Neunzehnte Predigt: Ein Ruf an die Unerweckten

Wache auf der du schläfst, und stehe auf von den Toten, so wird dich Christus erleuchten. (Epheser 5, 14)

In meiner Rede über diese Worte will ich mit der Hilfe Gottes

I. die Schläfer beschreiben, zu denen sie gesprochen sind;
II. die Ermahnung einschärfen: „Wache auf der du schläfst, und stehe auf von den Toten;“ und
III. die Verheißung erklären, welche solchen, die aufwachen und aufstehen, gemacht ist: „Christus wird dich erleuchten.“

I. Wollen wir die Schläfer, zu denen hier gesprochen wird, betrachten. – Unter diesem Schlaf verstehen wir den natürlichen Zustand des Menschen, den tiefen Schlaf der Seele in welchen die Sünde Adams alle seine Nachkommen versenkt hat; die Trägheit, Nachlässigkeit und Stumpfheit, die Gefühllosigkeit betreffs des wahren Zustandes, in welchem jeder Mensch in die Welt kommt, und in welchem er verharrt, bis er durch Gottes Stimme erweckt wird.
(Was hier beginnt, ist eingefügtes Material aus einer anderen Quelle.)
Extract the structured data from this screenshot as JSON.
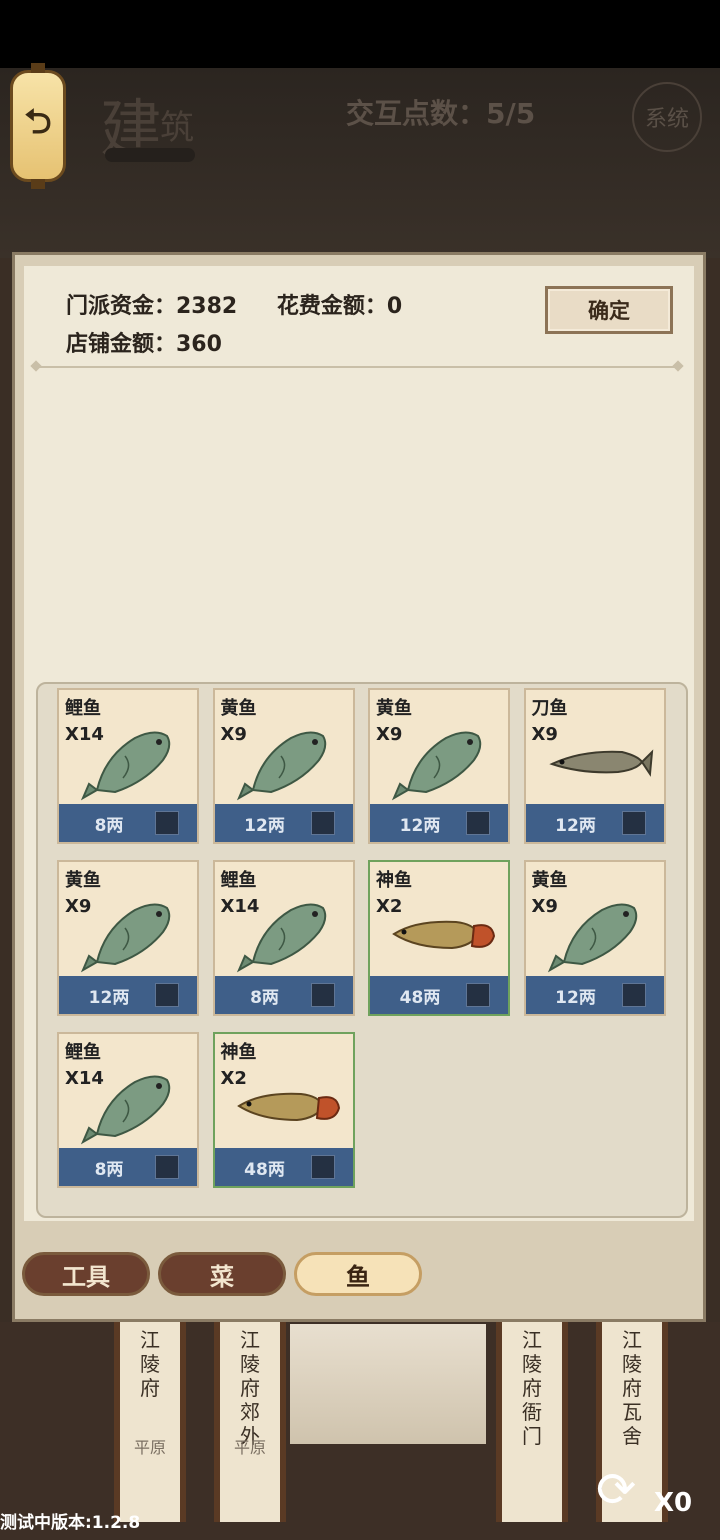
{
  "header": {
    "title_main": "建",
    "title_sub": "筑",
    "interaction_label": "交互点数：5/5",
    "system_label": "系统"
  },
  "info": {
    "funds_label": "门派资金：2382",
    "spend_label": "花费金额：0",
    "shop_label": "店铺金额：360",
    "confirm_label": "确定"
  },
  "items": [
    {
      "name": "鲤鱼",
      "qty": "X14",
      "price": "8两",
      "icon": "carp-fish-icon",
      "rare": false
    },
    {
      "name": "黄鱼",
      "qty": "X9",
      "price": "12两",
      "icon": "carp-fish-icon",
      "rare": false
    },
    {
      "name": "黄鱼",
      "qty": "X9",
      "price": "12两",
      "icon": "carp-fish-icon",
      "rare": false
    },
    {
      "name": "刀鱼",
      "qty": "X9",
      "price": "12两",
      "icon": "knife-fish-icon",
      "rare": false
    },
    {
      "name": "黄鱼",
      "qty": "X9",
      "price": "12两",
      "icon": "carp-fish-icon",
      "rare": false
    },
    {
      "name": "鲤鱼",
      "qty": "X14",
      "price": "8两",
      "icon": "carp-fish-icon",
      "rare": false
    },
    {
      "name": "神鱼",
      "qty": "X2",
      "price": "48两",
      "icon": "arowana-fish-icon",
      "rare": true
    },
    {
      "name": "黄鱼",
      "qty": "X9",
      "price": "12两",
      "icon": "carp-fish-icon",
      "rare": false
    },
    {
      "name": "鲤鱼",
      "qty": "X14",
      "price": "8两",
      "icon": "carp-fish-icon",
      "rare": false
    },
    {
      "name": "神鱼",
      "qty": "X2",
      "price": "48两",
      "icon": "arowana-fish-icon",
      "rare": true
    }
  ],
  "tabs": [
    {
      "label": "工具",
      "active": false
    },
    {
      "label": "菜",
      "active": false
    },
    {
      "label": "鱼",
      "active": true
    }
  ],
  "locations": [
    {
      "name": "江陵府",
      "terrain": "平原"
    },
    {
      "name": "江陵府郊外",
      "terrain": "平原"
    },
    {
      "name": "江陵府衙门",
      "terrain": ""
    },
    {
      "name": "江陵府瓦舍",
      "terrain": ""
    }
  ],
  "footer": {
    "version": "测试中版本:1.2.8",
    "refresh_count": "X0"
  },
  "colors": {
    "card_footer": "#3f5f89",
    "rare_border": "#6fa25d",
    "tab_active": "#f6e2b8",
    "tab_inactive": "#6a3f2e"
  }
}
„Die da schlafen, die schlafen des Nachts;“ 1. Thess. 5, 7 – Der Zustand unserer Natur ist ein Zustand gänzlicher Finsternis, ein Zustand, von dem es heißt: „Finsternis bedeckt das Erdreich und Dunkel die Völker;“ Jes. 60, 2.  Der arme unerweckte Sünder, wie viel Erkenntniß er auch in andern Dingen haben mag, hat keine Erkenntnis seines Selbst; in dieser Hinsicht „weiß er noch nichts, wie er es wissen soll.“  Er weiß nicht, daß er tief gefallen ist, und daß es sein Hauptbestreben in dieser Welt sein soll, sich wieder zu erholen von seinem Fall, um das Ebenbild Gottes wieder zu erlangen, worinnen er erschaffen war. Er sieht nicht ein, daß  e i n e s  not thut: die innere, völlige Umwandlung, die Geburt von oben, von welcher die Taufe ein Vorbild, und welche der Anfang ist von der gänzlichen Erneuerung und Heiligung des Geistes, der Seele und des Leibes, „ohne welche Niemand den Herrn sehen wird;“ Hebr. 12, 14.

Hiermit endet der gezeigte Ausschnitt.